One woman participated in this type of work in Peru. “I helped with the early work, trying to get the dictionary compiled from these boxes. I had shoeboxes of cards. They were worm-eaten, and sometimes [the worms] ate through a vowel, so you didn’t know what the vowel was.”

Computers, when they entered the picture, alleviated this painstaking process. However, much work and many hands are still needed to complete the task.

That’s why a host of volunteers amassed at JAARS to help check the proofs of a Narak-English and English-Narak dictionary for a language group in Papua New Guinea. Volunteers spent hours scouring the dictionary proofs for punctuation, footer and header, page number, and other mistakes, making sure it was ready to be printed. “It’s very significant to the local people to have a dictionary,” a volunteer at the proofing party explained. “It proves that their language is important.”

Proofing the Dictionary at JAARS

The Narak dictionary owes its beginning to two translators, Joan from Western Australia and Kay from Washington state, who traveled to Papua New Guinea and teamed up in 1962 to do Bible translation work.

While gazing at a map, they realized there was a whole section in the Western Highlands province where no one was doing translation work. When they asked about this, they were told the area was restricted because of tribal fighting. The two women prayed about the possibility of doing translation in this region.

A few months later, by God’s provision, the restrictions were lifted. Joan and Kay moved to a remote area of the Western Highlands where the Narak people lived and began learning their language. They were the first white women that most people there had ever seen.

As they began to learn the language, they wrote down words and their meanings for a future dictionary.

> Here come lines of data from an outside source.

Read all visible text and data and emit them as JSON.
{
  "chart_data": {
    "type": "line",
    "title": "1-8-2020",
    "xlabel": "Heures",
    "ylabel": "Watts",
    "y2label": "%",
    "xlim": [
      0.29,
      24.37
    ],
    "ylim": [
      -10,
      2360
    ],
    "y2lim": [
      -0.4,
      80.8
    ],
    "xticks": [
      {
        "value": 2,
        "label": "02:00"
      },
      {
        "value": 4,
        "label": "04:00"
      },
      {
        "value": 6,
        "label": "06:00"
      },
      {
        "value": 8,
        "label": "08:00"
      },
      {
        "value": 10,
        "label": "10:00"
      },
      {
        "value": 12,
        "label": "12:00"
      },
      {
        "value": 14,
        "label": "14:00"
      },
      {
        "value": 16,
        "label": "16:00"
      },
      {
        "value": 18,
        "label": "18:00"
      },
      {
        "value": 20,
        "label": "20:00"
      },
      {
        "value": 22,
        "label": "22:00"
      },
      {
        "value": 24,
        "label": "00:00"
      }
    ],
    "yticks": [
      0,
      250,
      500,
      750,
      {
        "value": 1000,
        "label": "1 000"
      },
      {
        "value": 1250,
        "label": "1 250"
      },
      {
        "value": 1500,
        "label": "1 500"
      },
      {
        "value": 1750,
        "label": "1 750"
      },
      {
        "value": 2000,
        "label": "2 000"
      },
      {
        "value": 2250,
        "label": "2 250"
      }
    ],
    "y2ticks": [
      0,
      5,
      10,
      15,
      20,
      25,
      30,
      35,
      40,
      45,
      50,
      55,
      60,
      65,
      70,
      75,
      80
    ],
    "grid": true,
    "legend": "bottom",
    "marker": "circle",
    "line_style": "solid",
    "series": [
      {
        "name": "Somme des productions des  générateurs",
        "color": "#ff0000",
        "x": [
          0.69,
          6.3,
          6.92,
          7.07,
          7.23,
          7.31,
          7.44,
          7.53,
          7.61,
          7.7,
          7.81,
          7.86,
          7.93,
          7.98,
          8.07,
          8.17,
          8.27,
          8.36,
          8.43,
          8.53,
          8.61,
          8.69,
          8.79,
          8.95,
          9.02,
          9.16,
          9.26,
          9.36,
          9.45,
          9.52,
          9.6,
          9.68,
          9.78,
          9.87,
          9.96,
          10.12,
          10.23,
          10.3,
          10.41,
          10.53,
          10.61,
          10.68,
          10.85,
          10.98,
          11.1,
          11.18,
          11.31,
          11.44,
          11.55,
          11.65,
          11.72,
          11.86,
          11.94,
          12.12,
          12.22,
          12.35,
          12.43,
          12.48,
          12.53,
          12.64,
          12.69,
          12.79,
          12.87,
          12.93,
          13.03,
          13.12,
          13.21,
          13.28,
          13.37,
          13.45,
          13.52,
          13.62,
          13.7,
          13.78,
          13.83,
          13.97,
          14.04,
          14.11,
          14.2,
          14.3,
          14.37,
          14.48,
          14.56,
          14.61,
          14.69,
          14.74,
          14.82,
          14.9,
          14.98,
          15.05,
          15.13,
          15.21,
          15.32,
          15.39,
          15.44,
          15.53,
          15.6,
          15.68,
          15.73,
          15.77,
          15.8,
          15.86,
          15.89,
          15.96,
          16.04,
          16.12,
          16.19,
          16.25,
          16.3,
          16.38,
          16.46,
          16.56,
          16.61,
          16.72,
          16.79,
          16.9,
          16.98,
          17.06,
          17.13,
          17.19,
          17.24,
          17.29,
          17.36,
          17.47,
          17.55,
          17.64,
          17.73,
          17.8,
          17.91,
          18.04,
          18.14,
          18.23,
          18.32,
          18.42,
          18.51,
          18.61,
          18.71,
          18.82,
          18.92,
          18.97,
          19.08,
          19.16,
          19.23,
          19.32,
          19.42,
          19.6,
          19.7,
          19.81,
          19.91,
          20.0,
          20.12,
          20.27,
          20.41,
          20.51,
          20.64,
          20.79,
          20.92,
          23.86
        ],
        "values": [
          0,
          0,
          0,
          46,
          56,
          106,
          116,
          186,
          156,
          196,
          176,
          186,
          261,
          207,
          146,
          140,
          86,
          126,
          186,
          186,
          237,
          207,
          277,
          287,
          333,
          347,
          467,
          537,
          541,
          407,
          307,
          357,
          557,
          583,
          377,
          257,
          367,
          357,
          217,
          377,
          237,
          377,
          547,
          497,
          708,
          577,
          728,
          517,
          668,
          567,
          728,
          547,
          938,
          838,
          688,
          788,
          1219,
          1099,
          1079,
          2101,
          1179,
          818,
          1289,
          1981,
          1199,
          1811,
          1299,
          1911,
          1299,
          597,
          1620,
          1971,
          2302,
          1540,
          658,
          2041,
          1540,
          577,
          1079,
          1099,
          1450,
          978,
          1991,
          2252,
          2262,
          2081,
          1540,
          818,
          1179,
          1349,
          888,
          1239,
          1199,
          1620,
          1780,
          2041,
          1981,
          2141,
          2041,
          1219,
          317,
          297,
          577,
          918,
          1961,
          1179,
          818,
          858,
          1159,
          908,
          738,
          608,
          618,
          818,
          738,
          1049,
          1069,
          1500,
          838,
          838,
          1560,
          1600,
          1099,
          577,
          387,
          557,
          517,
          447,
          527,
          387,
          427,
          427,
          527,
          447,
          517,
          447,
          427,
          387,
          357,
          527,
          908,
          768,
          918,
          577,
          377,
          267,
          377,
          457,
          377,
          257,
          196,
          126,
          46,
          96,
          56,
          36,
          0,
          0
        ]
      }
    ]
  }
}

Narak people reading in their own language

Joan and Kay provided the people with an alphabet, taught them to read, printed a number of smaller books in their language, and finished translating the New Testament into Narak 19 years later, in 1981. Kay returned home that year with health issues which prevented her from returning to PNG.

When Pat entered the translation project in 1985, she learned that the most recent typed version of the dictionary was 20 years old. Both Joan and Kay had their own versions with additional entries penciled in. Pat started typing the entries into her then new-to-the-world computer, using a magnifying glass to read some of them.

Regularly on Saturdays when they were in the Narak language area, Pat would walk to a market four miles away. She spread her books out on a piece of plastic, exposing people week-after-week to them. Invariably, someone who knew how to read picked up a book and read aloud. Others would hear the story and want a copy. Gradually, “we saw an interest in books develop,” Pat remembers. “They are very proud to have a New Testament in their language, proud of the books they have, and they really want this dictionary.”

She and Joan have worked on this collection of words off and on since then, reading the dictionary, proofreading it, checking with the people, and tweaking the definitions. She and Joan left Papua New Guinea in 2009, and Pat came to JAARS, where she has continued polishing and developing the dictionary.

Now, a multitude of years later, the roughly 6,000 people in the Narak language group possess not only a portion of God’s Word—the most important possession—but will soon also have a dictionary to help them learn English. According to Pat, “English is actually the official language in PNG, even though over 800 languages are spoken there. [The people] hope this dictionary will help them bridge into English and aid them in understanding the differences between Narak and English.”

The dictionary is ready to be printed!

Join us in praying that God’s Word continues to be a bridge that carries the Narak people to Christ.